Praperadilan akan menguji kualitas alat bukti tersebut, sehingga untuk hal ini, pemohon (kuasa hukum Margiet) sebagai pihak yang paling berkepentingan, akan berjuang maksimal untuk membuktikannya di depan hakim yang mulia.
Kedua, Apakah calon tersangka telah terlebih dahulu diperiksa oleh penyidik (polisi), sebelum ditetapkan sebagai tersangka?
Seperti yang diberitakan media cetak, televisi, maupun media online, sebelum menjadi tersangka, Margriet telah berulang kali menjalani pemeriksaan instensif. Bahkan penyidik menghadirkan alat uji test kebohongan untuk mengecek kebenaran ucapannya, serta saksi mahkota Agustinus.

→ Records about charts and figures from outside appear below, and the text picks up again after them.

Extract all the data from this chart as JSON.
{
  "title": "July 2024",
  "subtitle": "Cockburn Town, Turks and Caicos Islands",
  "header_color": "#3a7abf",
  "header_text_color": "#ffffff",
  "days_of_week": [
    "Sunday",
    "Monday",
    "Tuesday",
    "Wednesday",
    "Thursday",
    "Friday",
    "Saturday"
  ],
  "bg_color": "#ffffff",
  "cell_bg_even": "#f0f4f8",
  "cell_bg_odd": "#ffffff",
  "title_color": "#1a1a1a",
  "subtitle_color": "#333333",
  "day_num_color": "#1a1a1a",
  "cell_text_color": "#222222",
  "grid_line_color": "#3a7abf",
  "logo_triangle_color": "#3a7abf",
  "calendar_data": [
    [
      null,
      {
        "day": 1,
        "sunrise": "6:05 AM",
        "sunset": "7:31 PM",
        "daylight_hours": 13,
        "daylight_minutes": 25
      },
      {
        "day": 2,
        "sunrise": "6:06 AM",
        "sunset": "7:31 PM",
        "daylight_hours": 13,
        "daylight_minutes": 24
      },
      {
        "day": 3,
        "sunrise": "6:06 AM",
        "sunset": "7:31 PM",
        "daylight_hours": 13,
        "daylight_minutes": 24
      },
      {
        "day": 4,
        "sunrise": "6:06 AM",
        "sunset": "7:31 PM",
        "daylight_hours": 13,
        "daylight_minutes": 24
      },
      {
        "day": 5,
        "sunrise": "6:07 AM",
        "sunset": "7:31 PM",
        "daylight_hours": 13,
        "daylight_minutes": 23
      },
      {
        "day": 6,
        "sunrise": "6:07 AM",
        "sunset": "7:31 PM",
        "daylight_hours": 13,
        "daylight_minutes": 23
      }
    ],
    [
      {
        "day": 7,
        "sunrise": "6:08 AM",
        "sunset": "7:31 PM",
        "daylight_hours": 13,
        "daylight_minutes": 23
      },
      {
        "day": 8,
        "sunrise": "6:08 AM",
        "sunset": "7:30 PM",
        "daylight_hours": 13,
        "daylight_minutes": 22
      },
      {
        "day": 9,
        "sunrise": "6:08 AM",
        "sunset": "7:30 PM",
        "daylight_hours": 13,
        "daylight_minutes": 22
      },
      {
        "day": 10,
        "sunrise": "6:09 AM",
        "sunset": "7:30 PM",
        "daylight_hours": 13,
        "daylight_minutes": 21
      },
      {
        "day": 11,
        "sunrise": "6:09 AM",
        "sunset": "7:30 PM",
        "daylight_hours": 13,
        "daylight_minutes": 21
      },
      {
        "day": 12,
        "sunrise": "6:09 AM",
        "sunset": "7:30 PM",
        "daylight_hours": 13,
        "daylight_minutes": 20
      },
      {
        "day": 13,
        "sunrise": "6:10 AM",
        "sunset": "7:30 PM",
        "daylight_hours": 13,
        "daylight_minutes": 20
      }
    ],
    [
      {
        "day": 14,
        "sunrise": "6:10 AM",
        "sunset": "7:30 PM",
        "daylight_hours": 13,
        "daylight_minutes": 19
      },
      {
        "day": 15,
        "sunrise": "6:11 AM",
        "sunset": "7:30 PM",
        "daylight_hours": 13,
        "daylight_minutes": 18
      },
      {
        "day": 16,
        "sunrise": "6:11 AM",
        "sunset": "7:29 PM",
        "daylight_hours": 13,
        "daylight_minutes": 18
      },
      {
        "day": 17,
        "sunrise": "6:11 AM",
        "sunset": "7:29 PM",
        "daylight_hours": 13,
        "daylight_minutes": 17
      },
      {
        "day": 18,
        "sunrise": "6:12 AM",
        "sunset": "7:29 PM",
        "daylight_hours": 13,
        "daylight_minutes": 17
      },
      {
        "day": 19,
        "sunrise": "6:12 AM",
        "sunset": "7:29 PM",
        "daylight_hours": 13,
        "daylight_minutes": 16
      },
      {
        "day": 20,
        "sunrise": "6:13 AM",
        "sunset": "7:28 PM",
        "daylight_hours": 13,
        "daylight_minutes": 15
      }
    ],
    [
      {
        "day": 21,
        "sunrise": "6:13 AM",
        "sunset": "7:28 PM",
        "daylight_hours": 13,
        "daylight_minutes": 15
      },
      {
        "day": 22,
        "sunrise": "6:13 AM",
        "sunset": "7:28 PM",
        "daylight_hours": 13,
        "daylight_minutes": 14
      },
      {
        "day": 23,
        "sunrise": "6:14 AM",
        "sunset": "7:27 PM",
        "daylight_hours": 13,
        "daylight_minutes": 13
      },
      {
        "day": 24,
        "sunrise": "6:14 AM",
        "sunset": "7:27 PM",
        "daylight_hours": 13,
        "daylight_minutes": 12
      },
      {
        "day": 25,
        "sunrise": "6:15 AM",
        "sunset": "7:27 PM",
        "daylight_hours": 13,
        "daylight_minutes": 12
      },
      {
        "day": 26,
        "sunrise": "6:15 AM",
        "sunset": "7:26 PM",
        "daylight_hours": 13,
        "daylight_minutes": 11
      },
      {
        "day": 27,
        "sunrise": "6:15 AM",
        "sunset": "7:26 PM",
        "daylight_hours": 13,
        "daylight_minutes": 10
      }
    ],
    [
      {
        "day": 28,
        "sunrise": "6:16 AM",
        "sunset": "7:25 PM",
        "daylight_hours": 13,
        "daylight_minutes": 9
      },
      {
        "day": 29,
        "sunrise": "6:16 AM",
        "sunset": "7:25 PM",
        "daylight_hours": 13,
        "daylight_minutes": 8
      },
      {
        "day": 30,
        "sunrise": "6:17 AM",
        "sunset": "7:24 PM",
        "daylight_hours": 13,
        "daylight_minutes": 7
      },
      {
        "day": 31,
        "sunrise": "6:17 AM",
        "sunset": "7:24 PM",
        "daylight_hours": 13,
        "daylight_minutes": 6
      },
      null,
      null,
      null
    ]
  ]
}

Bahkan meminta meminta pendapat psikolog, serta pakar kriminologi.
Ketiga, Apakah penyidik (polri) dalam proses menemukan alat bukti dilakukan dengan cara yang benar?
Dalam amatan saya, penyidik telah melalui upaya penemuan alat bukti tersebut diatas secara patut. Saya berpandangan jika penyidik (polisi) sangat berhati-hati, terkesan lamban yang akhirnya memunculkan kritik dari publik (termasuk saya pribadi). Mereka juga tidak serta merta menetapkan status tersangka pembunuhan untuk Margriet.
Justru status tersangka pembunuhan dikenakan lebih awal pada tersangka Agustinus Tay Hambamay. Penyidik melalui Kapolda Bali, Irjen (Pol) Ronny F Sompie sendiri, berulang kali menegaskan, jika polisi berpedoman pada prinsip Due Process of Law, melalui pendekatan investigasi ilmiah (Scientific Crimes Investigation).
Merujuk pada tiga pertanyaan kunci diatas, maka saya memberikan 2 konklusi (simpulan) atas catatan ini yakni, Pertama, Besar kemungkinan permohonan praperadilan oleh kuasa hukum Margriet ini akan ditolak. Menurut keyakinan saya, penyidik sejak awal telah maksimal menjalankan prinsip “due procces” yang memiliki karakter menolak efisiensi; mengutamakan kualitas dan menjunjung tinggi azas praduga tak bersalah.
Kedua, Apabila hakim Peten Sili memutuskan untuk menolak permohonan praperadilan Margriet, sebagaimana keyakinan saya diatas, maka ini tidak sama artinya tersangka Margriet telah terbukti bersalah. Mekanisme praperadilan hanya dijalankan untuk menguji absah atau tidak absahnya alat bukti yang menjadikan Margriet sebagai tersangka, bukan masuk pada pokok materi bersalah atau tidak bersalahnya Margriet.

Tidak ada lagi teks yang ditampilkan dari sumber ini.